Thursday, May 1, 2008

Energy Policy Once More

Off and on I’ve written about energy policy and the lack thereof. I believe that if this country doesn’t develop a good energy policy now, we will be faced with all kinds of problems in the not too distant future. We’ll be looking back at the good old days of $4 a gallon gasoline. What goes for energy policy right now is a patchwork of ineffective policies, plans, and ideas that do little to alleviate the current problem and nothing to keep us from suffering a crisis in the long-term. As with just about any policy, the law of unintended consequences takes effect. In the case of making more ethanol to alleviate our dependence on petroleum, we have caused a serious escalation in the price of basic food items, and have created a food shortage. We hurt the poor so we can gas up our SUVs. To me that is immoral. So much for wise and informed policy.

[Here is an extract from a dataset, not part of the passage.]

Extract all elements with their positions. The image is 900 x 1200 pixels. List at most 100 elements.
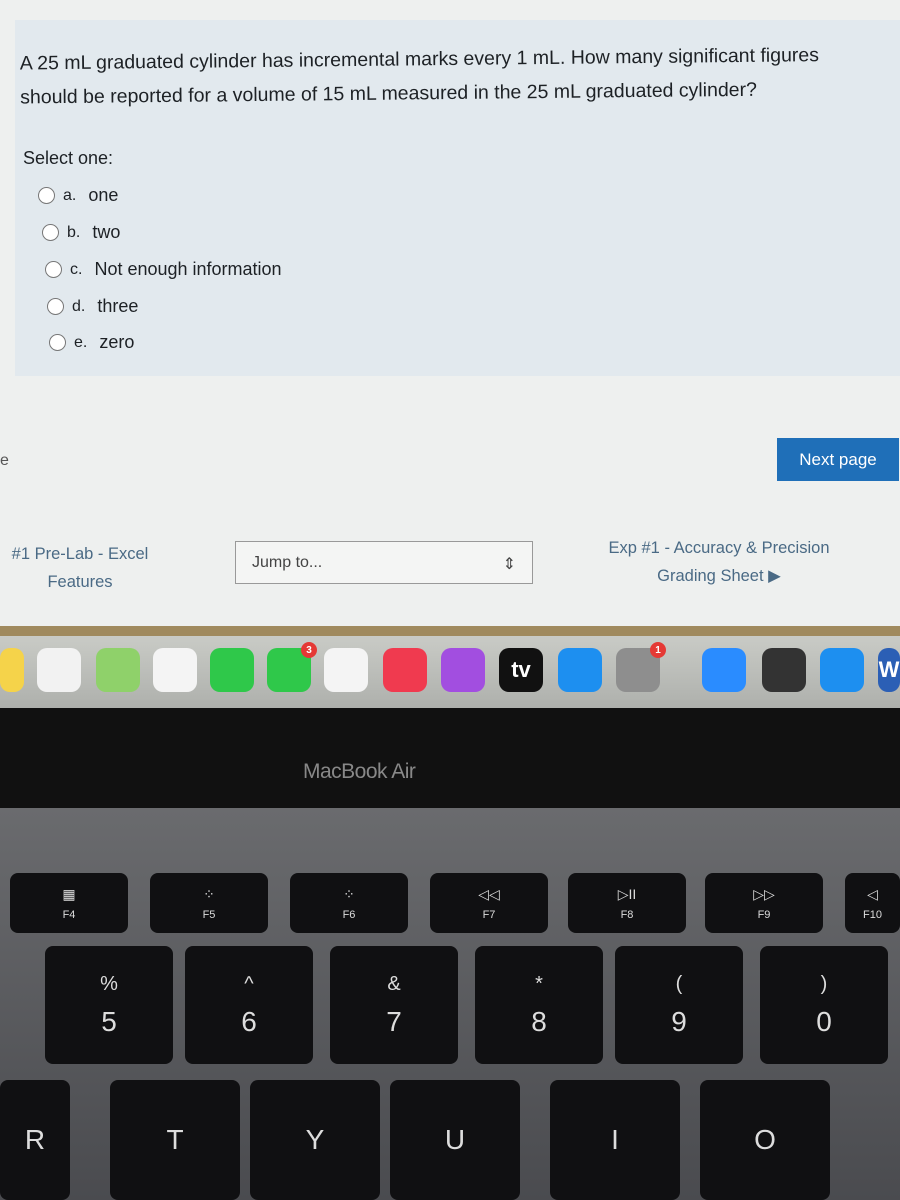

I’ve promoted nuclear energy as a solution, which I see having the following advantages over what we’re doing now:

(1) Little or no pollution. We can phase out coal burning power plants and only use them only during times of peak demand such as during the hottest summer months.

(2) Power electric cars using cheap and abundant electricity produced with nuclear energy. This will significantly reduce our dependence on foreign sources of oil.

I’m not saying this will be easy, but it can be done if we have the will to act. During World War II, we had the will to act and developed the atom bomb in just a few years.

Also during World War II, we had the will to act and developed the most advanced bomber in the world, the B-29, in just a few years.

In the 1950s, we had the will to act and developed rockets capable of launching an artificial satellite into space or delivering a warhead accurately thousands of miles away.

In the 1960s we had the will to act and developed the technology to put a man on the moon and bring him back safely.

Technology has been our god in this country, yet we fail to put our faith in that god when it comes to nuclear energy. Why can’t we as a country have a concerted effort similar to the Manhattan Project when it comes to nuclear energy? Our survival as a first-rate nation depends on it.

I believe it is possible to build safe nuclear power plants. I believe we can solve the nuclear waste issue. I believe we can develop electric cars and batteries that will meet our needs. I believe we can upgrade our power grid to meet future demands. All of these can be done only if we have the will to act, make the investments needed, and do it right. What’s holding us back?

Of course I also believe we should be doing other things as well, both as interim steps as well as long-term practices. I would enact such a large gas-guzzler tax for SUVs and other inefficient vehicles that they would quickly go out of existence. Why do people think they need such a behemoth to go grocery shopping?

I would continue to invest in alternative energy sources, such as wind, solar panels, and other passive sources of energy, using tax credits to users and grants to researchers, as well as other incentives. I would encourage conservation, of course, and actually enforce it to whatever extent you can in a free society. I would open oil fields in Alaska for drilling as a stopgap measure, and build plants that can extract oil from domestic shale and turn domestic coal into oil and natural gas (which should now be profitable with oil at around $120 per barrel). I would eliminate tax breaks that oil companies enjoy and use the found money for research into alternative sources of energy.

Do we as a people have the will to act? Do we have the will to make our politicians accountable to us? Will we continue to vote for the same ineffective politicians who are in the pockets of the big corporations? Notice the three presidential candidates talk mostly about short-term issues, but rarely the large and long-term problems facing this country. I fear for our future.